I had the honour of meeting Mark Strauss a few years ago at a lecture he did in Front Royal. Listening to his story drove me to tears. The way he spoke with such a mixture of pain, strength, and small bursts of anger has stuck with me since. He is an incredible man with a life that feels impossibly heartbreaking to hear.
His book evokes that same emotion with each turn of the page.
Four plus Five is Strauss' story told through the character Edek Edelman, a jewish boy in Poland during World World II who, having survived the horrors of that time, is living out the last days of his life in a retirement community in Northern Virginia. Dr. Edelman has been diagnosed with a terminal disease and plans to document his boyhood in a book before he dies. With the help of the nurses that care for him, he relives the terror, love and loss of his youth from the time the Germans defeat the Soviet military and occupy Poland, to the liberation that still saw jews being persecuted, not by the Nazi's, but by the Polish men and women that were his neighbors.

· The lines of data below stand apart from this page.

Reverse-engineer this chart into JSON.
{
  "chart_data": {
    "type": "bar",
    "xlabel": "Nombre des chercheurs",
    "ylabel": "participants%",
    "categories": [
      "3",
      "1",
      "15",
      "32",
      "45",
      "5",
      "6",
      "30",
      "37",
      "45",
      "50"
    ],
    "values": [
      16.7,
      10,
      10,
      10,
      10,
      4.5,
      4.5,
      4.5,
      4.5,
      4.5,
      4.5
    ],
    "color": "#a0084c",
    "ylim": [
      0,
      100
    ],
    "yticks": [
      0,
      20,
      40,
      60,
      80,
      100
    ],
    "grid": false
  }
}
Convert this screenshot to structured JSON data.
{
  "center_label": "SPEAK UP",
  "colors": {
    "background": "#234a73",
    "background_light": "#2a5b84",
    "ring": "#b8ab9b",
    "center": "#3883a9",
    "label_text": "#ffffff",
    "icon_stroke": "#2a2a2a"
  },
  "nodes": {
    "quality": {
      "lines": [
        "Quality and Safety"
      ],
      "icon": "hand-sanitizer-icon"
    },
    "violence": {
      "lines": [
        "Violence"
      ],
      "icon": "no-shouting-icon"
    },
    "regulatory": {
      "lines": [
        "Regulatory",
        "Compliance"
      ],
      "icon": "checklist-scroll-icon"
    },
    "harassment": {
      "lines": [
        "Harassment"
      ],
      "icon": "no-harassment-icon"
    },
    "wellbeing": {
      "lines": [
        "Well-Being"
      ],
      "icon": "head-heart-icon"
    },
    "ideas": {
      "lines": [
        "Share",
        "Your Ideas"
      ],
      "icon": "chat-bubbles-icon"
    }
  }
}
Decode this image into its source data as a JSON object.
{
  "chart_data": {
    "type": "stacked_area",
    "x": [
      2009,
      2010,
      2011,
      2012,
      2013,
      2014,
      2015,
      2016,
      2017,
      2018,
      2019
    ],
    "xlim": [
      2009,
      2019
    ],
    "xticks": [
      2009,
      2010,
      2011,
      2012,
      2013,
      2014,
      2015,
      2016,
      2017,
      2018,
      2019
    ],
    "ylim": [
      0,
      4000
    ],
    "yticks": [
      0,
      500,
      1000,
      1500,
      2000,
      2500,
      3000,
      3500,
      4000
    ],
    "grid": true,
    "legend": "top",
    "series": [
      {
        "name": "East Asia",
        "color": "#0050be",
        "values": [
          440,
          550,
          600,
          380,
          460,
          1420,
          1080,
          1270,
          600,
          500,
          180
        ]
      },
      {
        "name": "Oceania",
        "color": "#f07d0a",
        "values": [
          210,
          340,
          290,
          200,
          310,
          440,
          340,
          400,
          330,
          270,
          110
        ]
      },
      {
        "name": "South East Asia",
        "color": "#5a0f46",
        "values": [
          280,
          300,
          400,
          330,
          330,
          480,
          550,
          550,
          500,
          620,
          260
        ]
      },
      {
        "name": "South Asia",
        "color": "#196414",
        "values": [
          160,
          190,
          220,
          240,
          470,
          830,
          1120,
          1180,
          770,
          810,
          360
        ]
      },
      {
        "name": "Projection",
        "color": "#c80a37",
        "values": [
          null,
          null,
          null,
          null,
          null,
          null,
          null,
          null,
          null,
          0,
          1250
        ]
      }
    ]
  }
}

This book was very hard to read from an angle of sympathy and empathy. So much is lost in numbers when one tries to think of the Holocaust. You hear the tales told in movies and TV. You read counts from survivors and visit the museums. But nothing hit me harder than to hear it from the man's own mouth. To have held his hand in my own and looked into his eyes. He is not a number in a book or an actor reading from a script. When Edek and his mother would hide in a hole dug into the ground for up to 10 hours a day to escape roving death squads and having to relieve themselves there in the space they sat, it was Strauss and his mother that endured it. When Edek and Donia watched a man beaten to death on the street, it was Strauss' eyes that saw it. And when Edek's father was forced to march to the labor sites with other men and sing rowdy drinking songs to entertain the German soldiers, I knew what the melody was because Strauss had sung it to us in that room. I shed tears while he stood strong in that room and I shed tears again to read those lyrics written in this book.
The ending of Four plus Five did confuse me a little. I'm not sure if it was the way it was written or because the mixture of the fictional characters older life with the real younger life of Strauss had melded into my brain so as to have me wondering which was which. All and all though, this was a good book and I'm glad to have it. It reminds me to always be compassionate to others no matter what their religion, race, sex, or creed. That is something more people in this day should be reminded of.